You had the impression of gazing on the scene of an earthquake, so little semblance to anything recognizable was there in sight. Here and there a black and gaping hole on the hillside indicated the entrance to one of the famous Carso caves, which are so characteristic a feature of the region.

What was left of the Austrian trenches after the Italian artillery had done with them was sufficient to convey an idea of the awful time their occupants must have passed through; you had the idea that any human beings who survived after being in such an inferno deserved peace and quietude to the end of their days.

In many cases these trenches were only a few yards apart, so the courage necessary to take them by direct assault must have been extraordinary. One could see the dead lying in between them. The peculiar rock formation of the whole area precludes any making of actual trenches except with enormous labour; to obviate this shallow furrows are formed and protected with stone parapets, finished with sand-bags (or rather bags of small stones, as, of course, there is no sand here).

The condition of these parapets and “trenches” after continual pounding with high explosives may be left to the imagination. A gruesome detail must be mentioned: so difficult is it to excavate the ground here that the dead are not being “buried” but simply covered over with stones.

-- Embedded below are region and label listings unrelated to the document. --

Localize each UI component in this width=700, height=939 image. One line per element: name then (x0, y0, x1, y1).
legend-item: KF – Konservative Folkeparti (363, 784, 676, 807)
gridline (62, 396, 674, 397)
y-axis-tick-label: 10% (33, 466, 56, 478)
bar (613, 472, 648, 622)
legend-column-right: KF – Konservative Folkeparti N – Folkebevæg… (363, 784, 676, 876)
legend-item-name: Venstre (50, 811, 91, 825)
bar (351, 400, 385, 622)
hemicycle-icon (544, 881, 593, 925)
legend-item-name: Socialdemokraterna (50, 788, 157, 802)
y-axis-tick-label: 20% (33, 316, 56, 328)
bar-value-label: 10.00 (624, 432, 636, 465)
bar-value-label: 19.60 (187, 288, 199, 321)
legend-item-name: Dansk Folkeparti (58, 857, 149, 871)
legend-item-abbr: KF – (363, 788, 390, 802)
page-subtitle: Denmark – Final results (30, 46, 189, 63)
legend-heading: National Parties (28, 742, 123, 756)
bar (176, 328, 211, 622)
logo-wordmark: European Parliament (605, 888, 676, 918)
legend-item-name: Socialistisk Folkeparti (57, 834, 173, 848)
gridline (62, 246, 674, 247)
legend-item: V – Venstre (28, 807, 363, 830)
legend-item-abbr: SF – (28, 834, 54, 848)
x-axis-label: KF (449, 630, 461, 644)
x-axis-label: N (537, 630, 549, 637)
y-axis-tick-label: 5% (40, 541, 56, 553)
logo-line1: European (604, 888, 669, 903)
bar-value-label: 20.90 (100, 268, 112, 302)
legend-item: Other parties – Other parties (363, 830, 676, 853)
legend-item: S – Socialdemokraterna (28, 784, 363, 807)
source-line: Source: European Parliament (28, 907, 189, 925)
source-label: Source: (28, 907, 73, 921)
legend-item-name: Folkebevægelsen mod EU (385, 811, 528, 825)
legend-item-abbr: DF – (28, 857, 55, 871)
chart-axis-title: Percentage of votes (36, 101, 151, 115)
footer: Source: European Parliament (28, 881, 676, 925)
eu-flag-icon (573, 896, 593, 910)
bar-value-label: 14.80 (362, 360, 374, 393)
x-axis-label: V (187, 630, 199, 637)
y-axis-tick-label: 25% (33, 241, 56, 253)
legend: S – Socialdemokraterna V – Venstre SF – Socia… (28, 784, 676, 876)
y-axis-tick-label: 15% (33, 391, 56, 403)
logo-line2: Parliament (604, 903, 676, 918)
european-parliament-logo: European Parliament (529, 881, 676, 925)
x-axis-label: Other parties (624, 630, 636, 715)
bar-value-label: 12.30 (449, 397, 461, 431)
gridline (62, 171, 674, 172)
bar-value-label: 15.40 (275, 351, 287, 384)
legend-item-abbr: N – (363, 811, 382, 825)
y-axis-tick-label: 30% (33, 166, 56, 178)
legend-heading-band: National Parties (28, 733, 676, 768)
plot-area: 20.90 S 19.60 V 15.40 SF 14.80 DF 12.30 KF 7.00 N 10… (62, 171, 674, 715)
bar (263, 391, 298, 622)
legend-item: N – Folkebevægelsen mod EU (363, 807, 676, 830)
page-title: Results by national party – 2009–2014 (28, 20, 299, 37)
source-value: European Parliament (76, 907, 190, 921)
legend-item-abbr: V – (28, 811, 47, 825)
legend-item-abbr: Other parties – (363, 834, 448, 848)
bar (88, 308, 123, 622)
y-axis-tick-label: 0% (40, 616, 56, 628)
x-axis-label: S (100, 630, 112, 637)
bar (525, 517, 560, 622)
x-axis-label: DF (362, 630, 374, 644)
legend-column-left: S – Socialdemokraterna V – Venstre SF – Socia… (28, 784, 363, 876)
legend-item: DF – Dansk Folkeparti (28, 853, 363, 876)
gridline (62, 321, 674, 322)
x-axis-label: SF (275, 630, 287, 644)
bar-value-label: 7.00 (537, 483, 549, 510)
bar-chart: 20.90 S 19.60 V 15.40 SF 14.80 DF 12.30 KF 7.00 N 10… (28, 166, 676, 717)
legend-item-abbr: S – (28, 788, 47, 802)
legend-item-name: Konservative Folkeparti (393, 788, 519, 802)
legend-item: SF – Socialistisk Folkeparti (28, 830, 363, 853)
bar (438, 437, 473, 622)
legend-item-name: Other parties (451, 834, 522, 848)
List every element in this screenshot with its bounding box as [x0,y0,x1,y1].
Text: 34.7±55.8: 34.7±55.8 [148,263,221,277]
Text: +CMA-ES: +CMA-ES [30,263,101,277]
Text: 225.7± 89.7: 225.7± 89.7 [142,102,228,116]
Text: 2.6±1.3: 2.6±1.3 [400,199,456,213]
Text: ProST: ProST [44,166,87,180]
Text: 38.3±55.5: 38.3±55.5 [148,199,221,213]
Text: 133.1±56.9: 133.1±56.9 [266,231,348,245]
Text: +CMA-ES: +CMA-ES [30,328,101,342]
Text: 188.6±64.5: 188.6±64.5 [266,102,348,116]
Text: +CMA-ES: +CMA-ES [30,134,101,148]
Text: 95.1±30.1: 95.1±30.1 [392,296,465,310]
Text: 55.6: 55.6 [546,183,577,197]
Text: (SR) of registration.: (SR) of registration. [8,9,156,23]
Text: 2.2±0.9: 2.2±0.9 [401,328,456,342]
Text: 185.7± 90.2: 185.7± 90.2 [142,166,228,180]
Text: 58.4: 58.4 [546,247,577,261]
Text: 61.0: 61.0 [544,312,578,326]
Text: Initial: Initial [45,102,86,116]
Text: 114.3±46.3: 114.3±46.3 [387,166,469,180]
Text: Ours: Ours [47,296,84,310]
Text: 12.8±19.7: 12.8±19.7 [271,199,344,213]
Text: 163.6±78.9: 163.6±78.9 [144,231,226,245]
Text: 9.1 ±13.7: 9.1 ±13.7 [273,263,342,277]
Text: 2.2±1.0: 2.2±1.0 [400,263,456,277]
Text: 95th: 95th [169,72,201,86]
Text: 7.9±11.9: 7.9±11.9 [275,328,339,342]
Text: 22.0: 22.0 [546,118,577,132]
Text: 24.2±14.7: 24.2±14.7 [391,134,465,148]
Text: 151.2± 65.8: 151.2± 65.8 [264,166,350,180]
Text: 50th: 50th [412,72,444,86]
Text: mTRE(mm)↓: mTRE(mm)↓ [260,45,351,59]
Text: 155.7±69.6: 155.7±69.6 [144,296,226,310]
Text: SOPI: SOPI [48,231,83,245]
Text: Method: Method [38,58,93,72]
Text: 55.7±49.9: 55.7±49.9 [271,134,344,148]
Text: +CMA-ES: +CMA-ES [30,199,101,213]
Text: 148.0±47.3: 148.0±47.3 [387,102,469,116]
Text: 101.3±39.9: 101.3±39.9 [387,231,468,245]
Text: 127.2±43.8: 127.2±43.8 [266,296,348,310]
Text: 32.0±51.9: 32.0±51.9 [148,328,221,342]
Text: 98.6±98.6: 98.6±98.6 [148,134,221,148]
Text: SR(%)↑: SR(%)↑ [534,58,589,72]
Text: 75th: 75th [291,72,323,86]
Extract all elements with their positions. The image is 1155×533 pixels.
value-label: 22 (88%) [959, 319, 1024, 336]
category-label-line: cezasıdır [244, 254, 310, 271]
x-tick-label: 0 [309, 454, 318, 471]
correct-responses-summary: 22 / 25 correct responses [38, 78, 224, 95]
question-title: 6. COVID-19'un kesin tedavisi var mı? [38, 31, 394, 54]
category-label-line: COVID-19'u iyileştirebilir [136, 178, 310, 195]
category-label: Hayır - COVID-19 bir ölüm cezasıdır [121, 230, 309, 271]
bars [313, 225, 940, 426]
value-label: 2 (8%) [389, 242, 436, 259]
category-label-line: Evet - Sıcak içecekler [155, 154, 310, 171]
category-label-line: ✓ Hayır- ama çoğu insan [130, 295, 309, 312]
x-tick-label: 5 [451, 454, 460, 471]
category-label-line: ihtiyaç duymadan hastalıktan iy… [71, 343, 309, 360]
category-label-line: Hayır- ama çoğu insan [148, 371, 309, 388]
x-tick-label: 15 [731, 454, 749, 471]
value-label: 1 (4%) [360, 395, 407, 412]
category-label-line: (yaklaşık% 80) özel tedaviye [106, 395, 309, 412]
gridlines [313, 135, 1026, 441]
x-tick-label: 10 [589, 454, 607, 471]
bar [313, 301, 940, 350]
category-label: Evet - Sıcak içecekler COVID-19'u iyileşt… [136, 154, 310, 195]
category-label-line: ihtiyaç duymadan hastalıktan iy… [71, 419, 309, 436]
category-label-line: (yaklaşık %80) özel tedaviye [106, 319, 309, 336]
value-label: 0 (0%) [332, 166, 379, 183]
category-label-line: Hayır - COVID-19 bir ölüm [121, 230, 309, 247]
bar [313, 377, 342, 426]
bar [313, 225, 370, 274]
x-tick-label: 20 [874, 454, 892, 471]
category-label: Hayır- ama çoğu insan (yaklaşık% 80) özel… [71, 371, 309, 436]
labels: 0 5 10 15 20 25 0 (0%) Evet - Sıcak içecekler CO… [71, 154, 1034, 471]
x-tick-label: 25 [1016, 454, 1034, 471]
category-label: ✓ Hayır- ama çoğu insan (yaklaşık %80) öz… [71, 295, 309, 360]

Many grim and barbarous devices for causing death in the most horrible and unexpected form were discovered in the Austrian trenches here on the Doberdo plateau, and the mere sight of them was often sufficient to rouse the Italian soldiers to a pitch of frenzy.

One is apt to forget at times that the Austrian is by nature quite as callous and inhuman a creature as the Hun, but here one had ample reminder of what he is capable of when he realises that he is up against a better man than himself.

It is of historic interest in this connection to recount a few of the new infamies these apt disciples of the Hun have introduced: the poisoned cigarettes and shaving brushes left in the trenches; the bombs under dead bodies; explosive bullets; baccilli of typhoid dropped from aeroplanes; and the iron-topped bludgeons.

The latter instrument of torture, for it is nothing less, is quite one of the latest devices of Austrian “Kultur” for putting a wounded adversary to death. The iron head is studded with jagged nails, and has a long spike let into the end. No South Sea cannibal ever devised a more awful weapon.

I was lucky enough to get one and brought it back to London, where it makes a fitting pendant in my studio to another barbaric “souvenir” of the war, one of the Hun “proclamations” put on the walls in Rheims before the battle of the Marne.

However, to revert to Doberdo. We stood for some little while at the end of the village endeavouring to grasp the import of the various strategic points we could discern from here, when all of a sudden the Austrian batteries started a furious bombardment in our direction with apparently no object whatever, except perhaps that our car had been seen, and they hoped to stop any further movement on the road.